Key aspects of a branch office include:
- Able to conduct business activities in the UAE, including entering into contracts;
- May only engage in business activities similar to that of its parent company;
- The branch office has the same legal identity as its parent company; and
- May not import the products of its parent.
Partnerships
The UAE allows for the formation of both general and limited partnerships.
Key aspects of a general partnership include:
- May be formed by two or more partners, all of which have unlimited liability; and
- Only UAE nationals are allowed to be partners in a general partnership.
Key aspects of a limited partnership include:
- May be formed by at least one general partner with unlimited liability and one limited partner, whose liability is limited to their contribution to the partnership;
- The general partners are allowed to manage the business of the partnerships, while the limited partners may not;
- Only UAE nationals are allowed to be general partners; and
- Limited partnerships may also be formed as partnerships limited by shares - the minimum capital requirement is AED 500,000.

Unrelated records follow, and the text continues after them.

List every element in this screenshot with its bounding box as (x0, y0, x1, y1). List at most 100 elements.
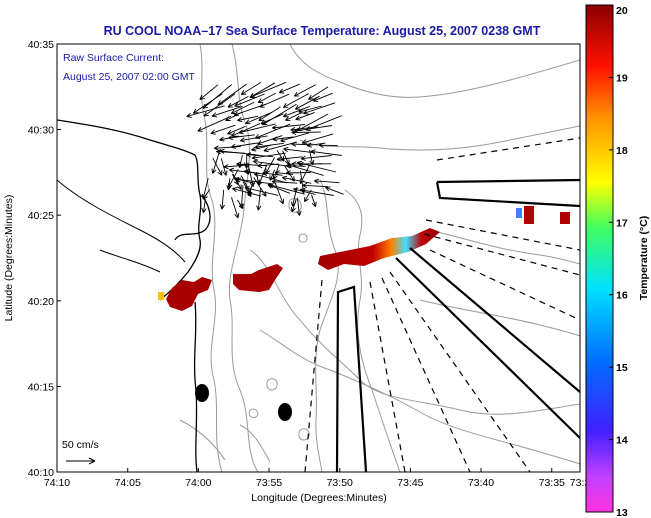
colorbar-label: Temperature (°C) (638, 216, 650, 301)
current-vector (285, 112, 302, 121)
current-vector (293, 84, 316, 97)
current-vector (254, 142, 284, 150)
contour-line (315, 179, 339, 472)
y-tick-label: 40:30 (28, 125, 54, 137)
colorbar-tick-label: 13 (616, 507, 628, 518)
colorbar (585, 4, 614, 513)
current-vector (213, 145, 241, 151)
bay-shoreline (57, 179, 186, 273)
current-vector (281, 175, 312, 184)
x-tick-label: 74:00 (185, 477, 211, 489)
current-vector (325, 186, 344, 195)
x-tick-label: 73:35 (539, 477, 565, 489)
current-vector (257, 92, 277, 104)
colorbar-tick-label: 14 (616, 435, 628, 447)
x-tick-label: 74:05 (115, 477, 141, 489)
current-scale-label: 50 cm/s (62, 439, 99, 451)
sst-patch (233, 264, 283, 292)
current-vector (282, 150, 290, 165)
current-vector (271, 124, 306, 131)
y-tick-label: 40:25 (28, 210, 54, 222)
contour-line (288, 198, 308, 243)
current-vector (231, 197, 240, 219)
current-vector (304, 189, 312, 203)
current-vector (240, 82, 262, 95)
y-axis-ticks: 40:10 40:15 40:20 40:25 40:30 40:35 (28, 39, 61, 479)
current-vector (280, 132, 310, 143)
current-vector (300, 155, 332, 161)
buoy-marker (278, 403, 292, 421)
current-vector (247, 162, 255, 187)
colorbar-tick-label: 15 (616, 362, 628, 374)
current-vector (186, 105, 225, 118)
sst-patch (560, 212, 570, 224)
x-tick-label: 73:3 (570, 477, 591, 489)
current-vector (278, 83, 300, 94)
current-vector (240, 175, 252, 194)
current-vector (295, 111, 315, 121)
current-vector (302, 182, 329, 189)
current-vector (299, 165, 310, 185)
current-vector (253, 159, 292, 168)
y-tick-label: 40:15 (28, 381, 54, 393)
buoy-marker (195, 384, 209, 402)
colorbar-tick-label: 16 (616, 290, 628, 302)
current-vector (226, 178, 232, 191)
current-vector (297, 160, 337, 173)
x-tick-label: 73:40 (468, 477, 494, 489)
x-axis-label: Longitude (Degrees:Minutes) (251, 492, 386, 504)
plot-background (57, 44, 580, 472)
y-axis-label: Latitude (Degrees:Minutes) (3, 195, 15, 322)
coverage-solid-line (335, 285, 368, 472)
current-vector (272, 164, 280, 180)
x-tick-label: 73:55 (256, 477, 282, 489)
bathymetry-contours (179, 44, 580, 472)
current-vector (227, 125, 246, 135)
y-tick-label: 40:10 (28, 467, 54, 479)
contour-line (344, 189, 401, 472)
x-tick-label: 73:45 (397, 477, 423, 489)
current-vector (231, 173, 239, 185)
contour-line (199, 44, 223, 472)
current-vector (260, 113, 284, 125)
current-vector (237, 115, 259, 123)
current-vector (257, 135, 283, 146)
current-vector (234, 93, 265, 107)
sst-patch (524, 206, 534, 224)
sst-patch (166, 277, 212, 311)
current-vector (308, 86, 329, 100)
current-vector (310, 149, 342, 156)
chart-title: RU COOL NOAA–17 Sea Surface Temperature:… (104, 24, 541, 38)
current-vector (237, 155, 244, 168)
current-vector (219, 189, 225, 210)
current-vector (265, 157, 275, 174)
x-tick-label: 73:50 (327, 477, 353, 489)
current-vector (309, 150, 315, 166)
contour-line (249, 249, 580, 415)
current-vector (203, 93, 236, 117)
current-vector (232, 187, 262, 197)
current-vector (311, 194, 317, 208)
current-vector (249, 81, 287, 99)
radar-coverage-lines (304, 137, 580, 472)
contour-line (228, 44, 259, 472)
current-vector (210, 124, 236, 135)
current-vector (225, 111, 243, 122)
contour-line (429, 229, 580, 265)
sst-patches (158, 206, 570, 311)
y-tick-label: 40:35 (28, 39, 54, 51)
current-vector (244, 162, 250, 175)
current-vector (255, 171, 261, 185)
contour-line (299, 125, 580, 151)
current-vector (220, 158, 228, 176)
current-vector (245, 111, 273, 125)
plot-frame (56, 43, 581, 473)
x-axis-ticks: 74:10 74:05 74:00 73:55 73:50 73:45 73:40 73:35… (44, 468, 591, 489)
current-vector (284, 165, 295, 182)
current-vector (268, 183, 305, 195)
current-annotation-line2: August 25, 2007 02:00 GMT (63, 71, 196, 83)
current-vector (274, 182, 285, 205)
current-vector (192, 93, 223, 114)
current-vector (228, 134, 255, 141)
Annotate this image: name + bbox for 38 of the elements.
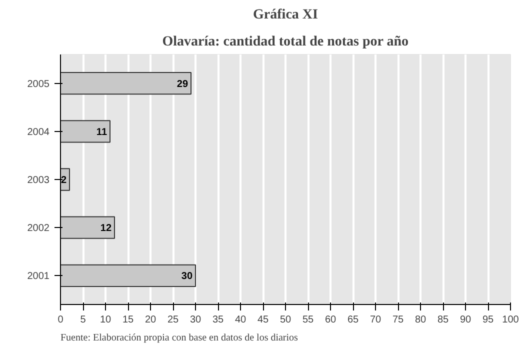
x-tick-label: 45 — [257, 314, 269, 326]
x-tick-label: 60 — [324, 314, 336, 326]
x-tick-label: 15 — [122, 314, 134, 326]
data-label: 12 — [100, 223, 112, 234]
x-tick-label: 85 — [437, 314, 449, 326]
x-tick-label: 30 — [190, 314, 202, 326]
x-tick-label: 100 — [502, 314, 520, 326]
x-tick-label: 0 — [58, 314, 64, 326]
bar — [60, 216, 115, 239]
data-label: 30 — [181, 271, 193, 282]
data-label: 29 — [176, 78, 188, 90]
x-tick-label: 75 — [392, 314, 404, 326]
y-tick-label: 2002 — [27, 223, 50, 234]
data-label: 11 — [96, 126, 108, 138]
x-tick-label: 5 — [80, 314, 86, 326]
chart-title: Gráfica XI — [253, 8, 318, 22]
x-tick-label: 20 — [144, 314, 156, 326]
chart-subtitle: Olavaría: cantidad total de notas por año — [162, 34, 409, 50]
y-tick-label: 2005 — [27, 78, 50, 90]
x-tick-label: 70 — [370, 314, 382, 326]
bar — [60, 120, 110, 143]
x-tick-label: 80 — [414, 314, 426, 326]
x-tick-label: 10 — [100, 314, 112, 326]
x-tick-label: 90 — [460, 314, 472, 326]
x-tick-label: 35 — [212, 314, 224, 326]
data-label: 2 — [60, 175, 67, 186]
x-tick-label: 50 — [280, 314, 292, 326]
bar — [60, 264, 196, 287]
x-tick-label: 55 — [302, 314, 314, 326]
y-tick-label: 2003 — [27, 175, 50, 186]
source-note: Fuente: Elaboración propia con base en datos de los diarios — [60, 332, 298, 344]
bar — [60, 72, 192, 95]
x-tick-label: 40 — [234, 314, 246, 326]
y-tick-label: 2004 — [27, 126, 50, 138]
x-tick-label: 65 — [347, 314, 359, 326]
y-tick-label: 2001 — [27, 271, 50, 282]
x-tick-label: 95 — [482, 314, 494, 326]
x-tick-label: 25 — [167, 314, 179, 326]
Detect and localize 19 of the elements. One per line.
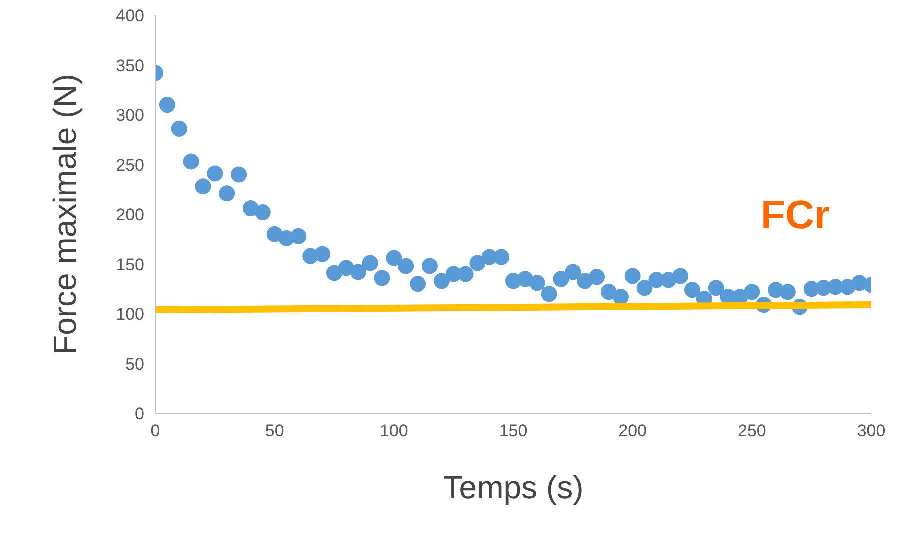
x-tick-label: 250: [738, 422, 766, 440]
x-tick-label: 200: [618, 422, 648, 440]
annotation: FCr: [761, 194, 830, 238]
y-axis-title: Force maximale (N): [47, 74, 84, 355]
y-tick-label: 300: [116, 106, 145, 125]
x-axis-title: Temps (s): [443, 470, 584, 506]
y-tick-label: 100: [116, 305, 145, 324]
y-tick-label: 200: [116, 206, 145, 224]
x-tick-label: 100: [380, 422, 408, 440]
y-tick-label: 250: [116, 156, 145, 175]
y-tick-label: 400: [116, 6, 145, 26]
y-tick-label: 350: [116, 56, 145, 76]
x-tick-label: 300: [857, 422, 886, 440]
x-tick-label: 0: [150, 422, 160, 440]
y-tick-label: 150: [116, 255, 145, 274]
y-tick-label: 50: [126, 354, 145, 374]
y-tick-label: 0: [135, 404, 145, 424]
x-tick-label: 150: [499, 422, 528, 440]
x-tick-label: 50: [265, 422, 284, 440]
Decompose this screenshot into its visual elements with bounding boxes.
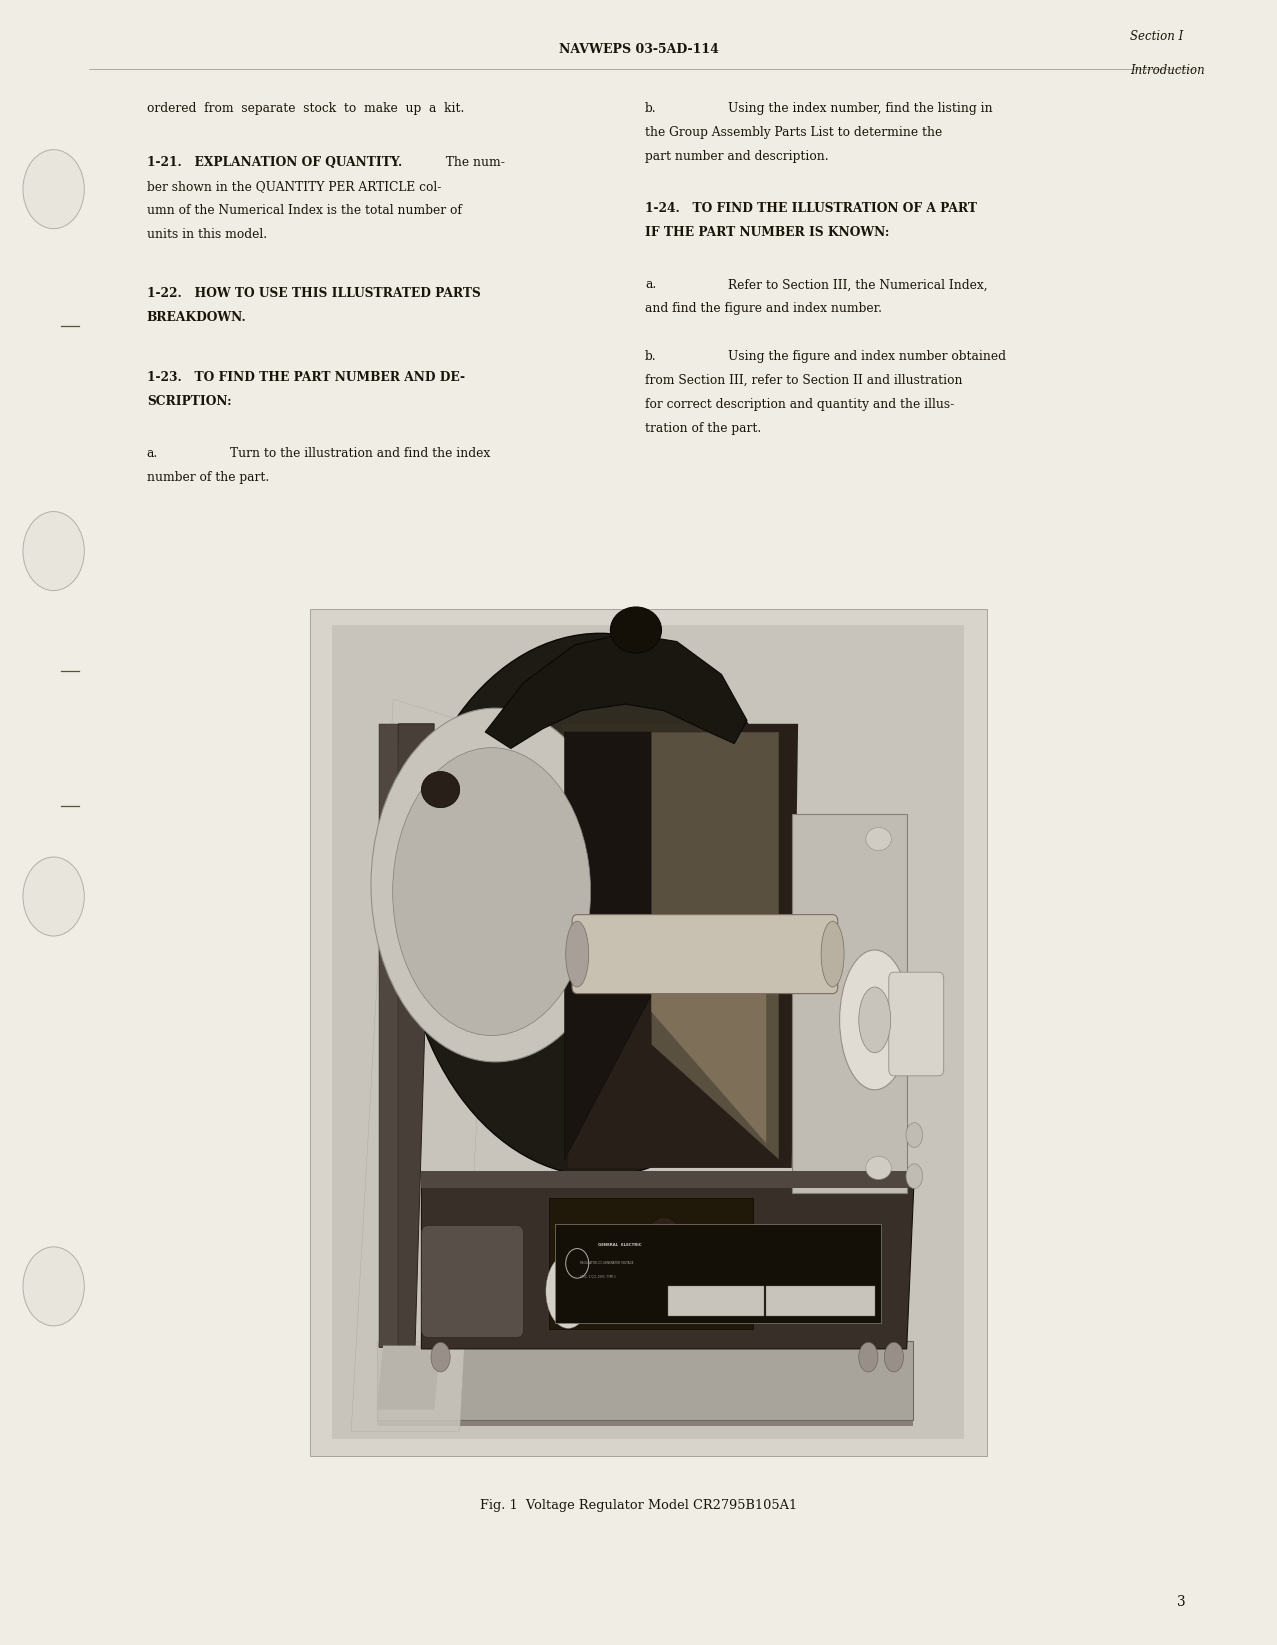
Text: units in this model.: units in this model. [147, 227, 267, 240]
Polygon shape [651, 732, 779, 1160]
FancyBboxPatch shape [572, 915, 838, 994]
Ellipse shape [866, 1156, 891, 1179]
Polygon shape [485, 661, 734, 872]
Text: Turn to the illustration and find the index: Turn to the illustration and find the in… [230, 447, 490, 461]
Ellipse shape [884, 1342, 904, 1372]
Ellipse shape [840, 949, 909, 1089]
Ellipse shape [610, 607, 661, 653]
FancyBboxPatch shape [792, 814, 907, 1193]
Text: Fig. 1  Voltage Regulator Model CR2795B105A1: Fig. 1 Voltage Regulator Model CR2795B10… [480, 1499, 797, 1512]
Text: a.: a. [645, 278, 656, 291]
FancyBboxPatch shape [889, 972, 944, 1076]
Text: from Section III, refer to Section II and illustration: from Section III, refer to Section II an… [645, 373, 963, 387]
Text: GENERAL  ELECTRIC: GENERAL ELECTRIC [598, 1244, 641, 1247]
Text: 1-21.   EXPLANATION OF QUANTITY.: 1-21. EXPLANATION OF QUANTITY. [147, 156, 402, 169]
Text: 1-22.   HOW TO USE THIS ILLUSTRATED PARTS: 1-22. HOW TO USE THIS ILLUSTRATED PARTS [147, 288, 480, 301]
Text: 1-24.   TO FIND THE ILLUSTRATION OF A PART: 1-24. TO FIND THE ILLUSTRATION OF A PART [645, 202, 977, 215]
Text: Section I: Section I [1130, 30, 1184, 43]
Text: a.: a. [147, 447, 158, 461]
Text: NAVWEPS 03-5AD-114: NAVWEPS 03-5AD-114 [558, 43, 719, 56]
Ellipse shape [393, 747, 591, 1036]
Text: 1-23.   TO FIND THE PART NUMBER AND DE-: 1-23. TO FIND THE PART NUMBER AND DE- [147, 370, 465, 383]
Ellipse shape [907, 1122, 922, 1148]
Text: Introduction: Introduction [1130, 64, 1205, 77]
FancyBboxPatch shape [377, 1341, 913, 1420]
FancyBboxPatch shape [555, 1224, 881, 1323]
Text: tration of the part.: tration of the part. [645, 421, 761, 434]
FancyBboxPatch shape [421, 1226, 524, 1337]
Text: SCRIPTION:: SCRIPTION: [147, 395, 231, 408]
Ellipse shape [610, 1250, 642, 1316]
Text: umn of the Numerical Index is the total number of: umn of the Numerical Index is the total … [147, 204, 462, 217]
Ellipse shape [821, 921, 844, 987]
Polygon shape [651, 938, 766, 1143]
Polygon shape [379, 724, 398, 1347]
Ellipse shape [907, 1165, 922, 1188]
FancyBboxPatch shape [617, 619, 655, 645]
Ellipse shape [566, 921, 589, 987]
Text: ber shown in the QUANTITY PER ARTICLE col-: ber shown in the QUANTITY PER ARTICLE co… [147, 179, 442, 192]
Polygon shape [868, 1135, 902, 1347]
Text: REGULATOR, DC GENERATOR VOLTAGE: REGULATOR, DC GENERATOR VOLTAGE [580, 1262, 633, 1265]
Polygon shape [485, 633, 747, 748]
Text: 3: 3 [1177, 1596, 1185, 1609]
Polygon shape [549, 1198, 753, 1329]
FancyBboxPatch shape [310, 609, 987, 1456]
Text: Using the figure and index number obtained: Using the figure and index number obtain… [728, 350, 1006, 364]
Text: for correct description and quantity and the illus-: for correct description and quantity and… [645, 398, 954, 411]
FancyBboxPatch shape [766, 1286, 875, 1316]
Ellipse shape [421, 772, 460, 808]
Ellipse shape [866, 827, 891, 850]
Circle shape [23, 512, 84, 591]
Polygon shape [421, 1175, 914, 1349]
Ellipse shape [430, 1342, 450, 1372]
Polygon shape [351, 699, 498, 1431]
Ellipse shape [859, 987, 891, 1053]
Polygon shape [421, 1171, 914, 1188]
Text: number of the part.: number of the part. [147, 470, 269, 484]
Text: BREAKDOWN.: BREAKDOWN. [147, 311, 246, 324]
Text: Using the index number, find the listing in: Using the index number, find the listing… [728, 102, 992, 115]
Text: ordered  from  separate  stock  to  make  up  a  kit.: ordered from separate stock to make up a… [147, 102, 465, 115]
Text: part number and description.: part number and description. [645, 150, 829, 163]
Circle shape [23, 1247, 84, 1326]
Text: The num-: The num- [438, 156, 504, 169]
Ellipse shape [638, 1217, 690, 1316]
Polygon shape [564, 732, 651, 1160]
Text: b.: b. [645, 350, 656, 364]
Polygon shape [379, 724, 434, 1347]
Ellipse shape [370, 707, 621, 1063]
Circle shape [23, 150, 84, 229]
Ellipse shape [547, 1253, 590, 1329]
Text: the Group Assembly Parts List to determine the: the Group Assembly Parts List to determi… [645, 125, 942, 138]
FancyBboxPatch shape [332, 625, 964, 1439]
Text: Refer to Section III, the Numerical Index,: Refer to Section III, the Numerical Inde… [728, 278, 987, 291]
FancyBboxPatch shape [668, 1286, 764, 1316]
Polygon shape [377, 1415, 913, 1426]
Circle shape [23, 857, 84, 936]
Text: and find the figure and index number.: and find the figure and index number. [645, 303, 882, 316]
Text: b.: b. [645, 102, 656, 115]
Text: IF THE PART NUMBER IS KNOWN:: IF THE PART NUMBER IS KNOWN: [645, 225, 889, 239]
Text: SPEC. 1 QCL 1093, TYPE 1: SPEC. 1 QCL 1093, TYPE 1 [580, 1275, 616, 1278]
Polygon shape [377, 1346, 441, 1410]
Polygon shape [562, 724, 798, 1168]
Ellipse shape [858, 1342, 879, 1372]
Ellipse shape [402, 633, 798, 1176]
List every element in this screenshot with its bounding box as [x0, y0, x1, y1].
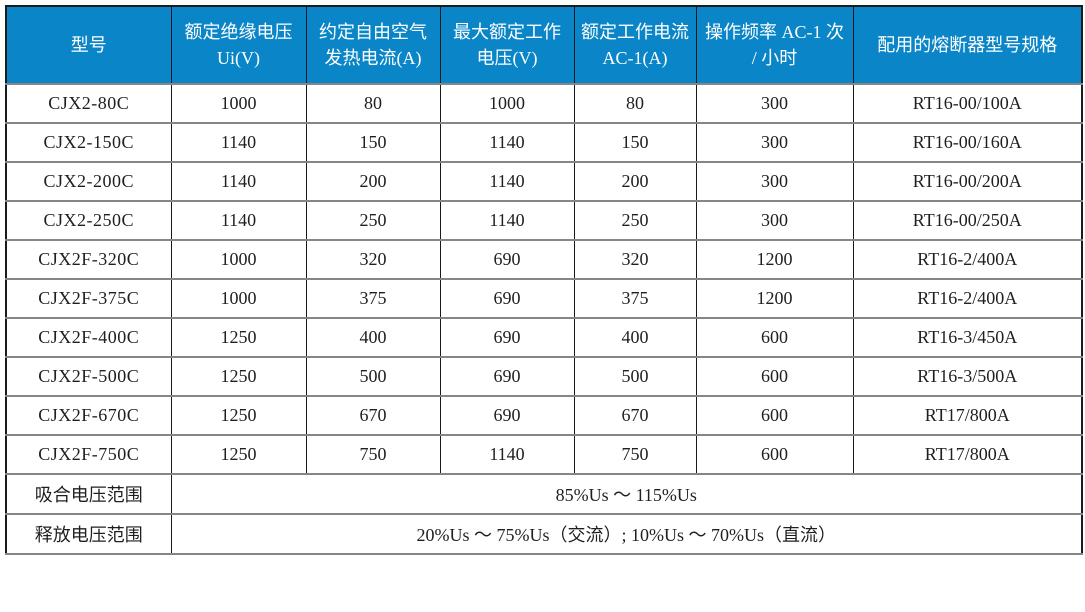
pickup-voltage-value: 85%Us ～ 115%Us	[171, 474, 1082, 515]
value-cell: RT16-00/100A	[853, 84, 1082, 124]
value-cell: 1250	[171, 396, 307, 436]
pickup-voltage-row: 吸合电压范围 85%Us ～ 115%Us	[6, 474, 1082, 515]
value-cell: RT16-2/400A	[853, 279, 1082, 319]
value-cell: 200	[574, 162, 697, 202]
model-cell: CJX2F-500C	[6, 357, 172, 397]
value-cell: 300	[696, 162, 854, 202]
value-cell: 1000	[171, 279, 307, 319]
table-row: CJX2-200C 1140 200 1140 200 300 RT16-00/…	[6, 162, 1082, 202]
model-cell: CJX2F-670C	[6, 396, 172, 436]
value-cell: 500	[574, 357, 697, 397]
value-cell: RT16-2/400A	[853, 240, 1082, 280]
value-cell: 690	[440, 279, 575, 319]
value-cell: 750	[574, 435, 697, 475]
header-cell-model: 型号	[6, 6, 172, 85]
value-cell: 600	[696, 357, 854, 397]
value-cell: 1250	[171, 435, 307, 475]
value-cell: 600	[696, 435, 854, 475]
value-cell: 1140	[440, 201, 575, 241]
value-cell: 150	[306, 123, 441, 163]
value-cell: 320	[574, 240, 697, 280]
value-cell: 1140	[171, 162, 307, 202]
release-voltage-row: 释放电压范围 20%Us ～ 75%Us（交流）; 10%Us ～ 70%Us（…	[6, 514, 1082, 555]
model-cell: CJX2F-320C	[6, 240, 172, 280]
table-body: CJX2-80C 1000 80 1000 80 300 RT16-00/100…	[6, 84, 1082, 475]
value-cell: 690	[440, 318, 575, 358]
header-cell-max-working-voltage: 最大额定工作电压(V)	[440, 6, 575, 85]
value-cell: 1250	[171, 357, 307, 397]
header-cell-fuse-spec: 配用的熔断器型号规格	[853, 6, 1082, 85]
value-cell: 690	[440, 240, 575, 280]
table-row: CJX2-80C 1000 80 1000 80 300 RT16-00/100…	[6, 84, 1082, 124]
contactor-spec-table: 型号 额定绝缘电压 Ui(V) 约定自由空气发热电流(A) 最大额定工作电压(V…	[5, 5, 1083, 555]
value-cell: 320	[306, 240, 441, 280]
value-cell: 1000	[440, 84, 575, 124]
value-cell: 400	[306, 318, 441, 358]
value-cell: 400	[574, 318, 697, 358]
table-row: CJX2F-320C 1000 320 690 320 1200 RT16-2/…	[6, 240, 1082, 280]
value-cell: 300	[696, 201, 854, 241]
value-cell: 1140	[440, 162, 575, 202]
value-cell: 1200	[696, 240, 854, 280]
pickup-voltage-label: 吸合电压范围	[6, 474, 172, 515]
value-cell: 300	[696, 84, 854, 124]
value-cell: 375	[306, 279, 441, 319]
value-cell: 250	[574, 201, 697, 241]
value-cell: 1140	[440, 435, 575, 475]
value-cell: 670	[574, 396, 697, 436]
model-cell: CJX2F-750C	[6, 435, 172, 475]
header-cell-operating-frequency: 操作频率 AC-1 次 / 小时	[696, 6, 854, 85]
value-cell: 1140	[171, 201, 307, 241]
table-row: CJX2F-750C 1250 750 1140 750 600 RT17/80…	[6, 435, 1082, 475]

Unincorporated Partnerships
UAE introduced a new federal corporate tax regime effective 1 June 2023. Under the new regime, incorporated partnerships include limited liability partnerships, partnerships limited by shares, and other types of partnerships where none of the partners have unlimited liability. Such partnerships are subject to corporate tax in the same manner as a corporate entity.
Unincorporated partnerships are treated as fiscally transparent entities unless the partners make an application to the tax authority to treat the partnership as a separate taxable entity. Fiscally transparent entity means that an unincorporated partnership is not subject to corporate taxation on its own. Persons conducting businesses as unincorporated partnerships are considered individual taxable persons for corporate tax purposes. These persons are subject to corporate tax on their share of income from the unincorporated partnership and are required to register for corporate tax purposes.
Further, a foreign partnership is treated as an unincorporated partnership if all of the following conditions are met:
- The foreign partnership is not subject to tax under the laws of the foreign jurisdiction;
- Each partner in the foreign partnership is individually taxed on its share of the partnership's income; and
- Any other conditions as may be prescribed by the Minister.
Joint Participation (Ventures)
Joint participation ventures are entities where at least two partners share in the profit and loss of one or more commercial activities conducted by one of the partners in their own name.